Wow! These monsters are so cool!! :O
I think modifying the Dragon Turtle into the Molduga from Zelda BotW would work well for a desert boss
No, I agree. A Ray would be a great choice in a desert scene. Able to fly AND swim through, or hide in the sand. If a stinger it can ambush prey from under the sand.
Making my first campaign and it's desert themed, so thank you for the ideas.
Uh, try Kobold Press's creature codex, Tome of Beasts , Tome of Beasts 2, Tome of Beasts 3
Mekillot not McKillot. LOL. Thanks for sharing your ideas!
Dnd 3.5 had a desert theme sourcebook, think it was named sandstorm
ARABIAN KNIGHTS HAS GREAT FANTASY MONSTERS.. THE ROC, THE MUMMY, GIANT SCORPIONS, CENTSUR SCORPIONS DJINN LIVING STATUES, Assassins, Burning Dervish Sphiinx and that's before I steal Purple Worms from Dune
Fantastic beasts! Where do I find them?
Thanks for pointing these resources out!
Dastardly denizens
I’m genuinely asking this, it isn’t a gotcha but I need to know, what do they eat (except the undead one) like how do they survive particularly the bug and the turtle thing.
I'd probably lean into the lack of desert monsters by way of representing the barrenness of the desert, using environmental challenges to add spice instead of combat encounters. If you're feeling particularly cruel, make them think they're gonna die of thirst because nobody thought about water, before sending some bedouins or equivalent to stumble across them
This helped a lot
Foelr those not even watching at the screen.

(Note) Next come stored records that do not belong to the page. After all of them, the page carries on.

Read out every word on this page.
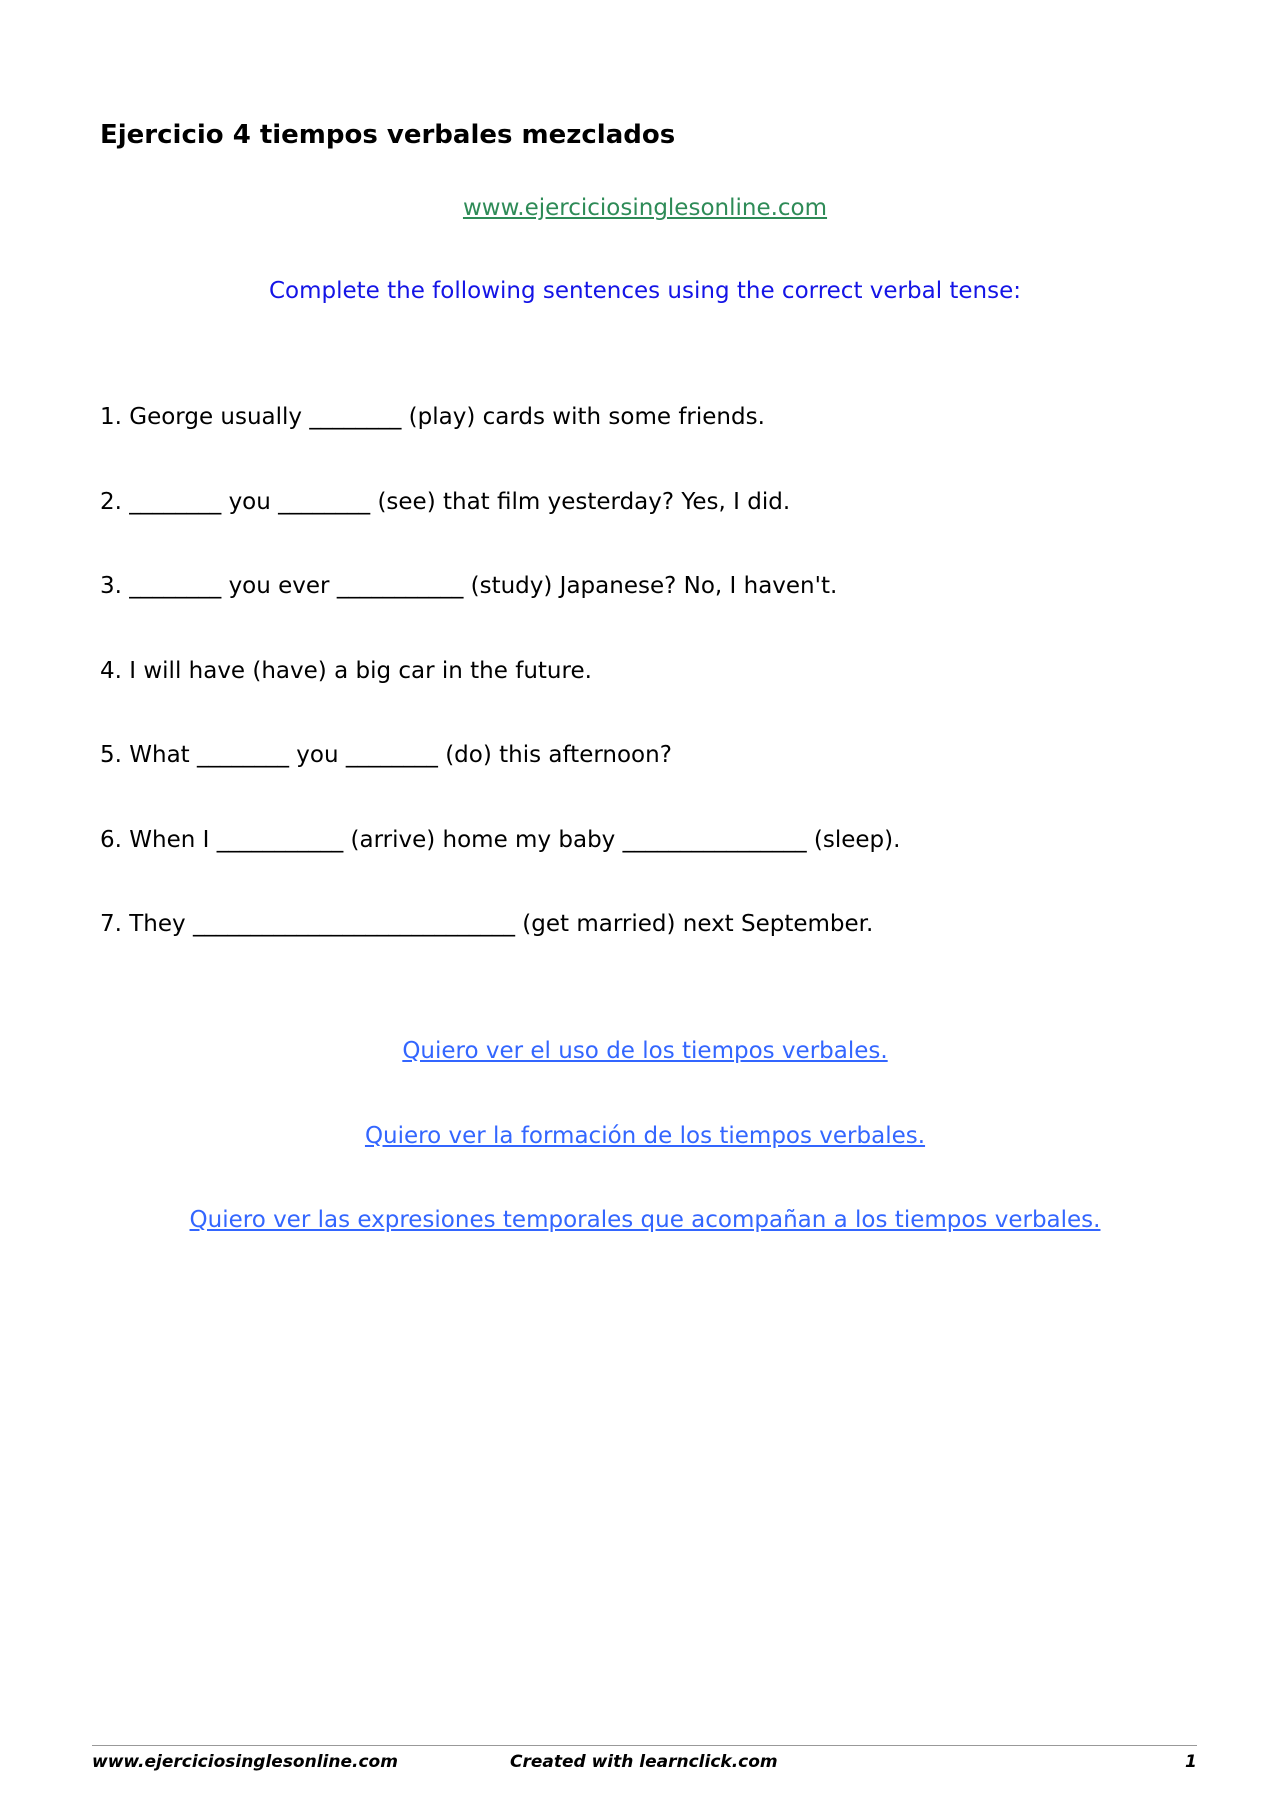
Ejercicio 4 tiempos verbales mezclados
www.ejerciciosinglesonline.com
Complete the following sentences using the correct verbal tense:
1. George usually ________ (play) cards with some friends.
2. ________ you ________ (see) that film yesterday? Yes, I did.
3. ________ you ever ___________ (study) Japanese? No, I haven't.
4. I will have (have) a big car in the future.
5. What ________ you ________ (do) this afternoon?
6. When I ___________ (arrive) home my baby ________________ (sleep).
7. They ____________________________ (get married) next September.
Quiero ver el uso de los tiempos verbales.
Quiero ver la formación de los tiempos verbales.
Quiero ver las expresiones temporales que acompañan a los tiempos verbales.
www.ejerciciosinglesonline.com	Created with learnclick.com	1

I listen to videos like these in my car so i never watch the screen. I felt aknowledged personally with this one.
So i have a question. What are all theses animals eating? Sand?
You!
Which is why they attack so ravenously any time they encounter poor adventurers.
Really though it's a good question I always wonder about the ecology.
To quote a song [Horse with No Name]: "The desert is an ocean with its life underground and the perfect disguise above"
And a wonderful book [Dune]: "I enjoy watching the flights of birds on Arrakis," [...] "All of our birds, of course, are carrion-eaters, and many exist without water, having become blood-drinkers."
[...]
"Do you mean, sir, that these birds are cannibals?"
"That's an odd question, young Master," [...] "I merely said the birds drink blood. It doesn't have to be the blood of their own kind, does it?"
"It was not an odd question," [...] "Most educated people know that the worst potential competition for any young organism can come from its own kind." [...] "They are eating from the same bowl. They have the same basic requirements."
[...]
"It's a rule of ecology," [...] "that the young Master appears to understand quite well. The struggle between life elements is the struggle for the free energy of a system. Blood's an efficient energy source."
Having been to a local desert that was mostly rock and sand with little by way of visible plant life, there was a surprising amount of animals to be found. Many spent their days in little warrens beneath rocks, often with plants by the entrance that would tempt less wary creatures into an ambush, most would get water and nutrients from any source, including their own kind (I saw one hawk picking clean the bones of another beneath an overhang). They got a large amount of their energy cycle from the things which grew underground (fungi and some succulents that only poked slightly out of shelter), and from things which wandered in from outside the desert.
Perhaps that would give some interesting ideas on what might be going on in these fantasy deserts.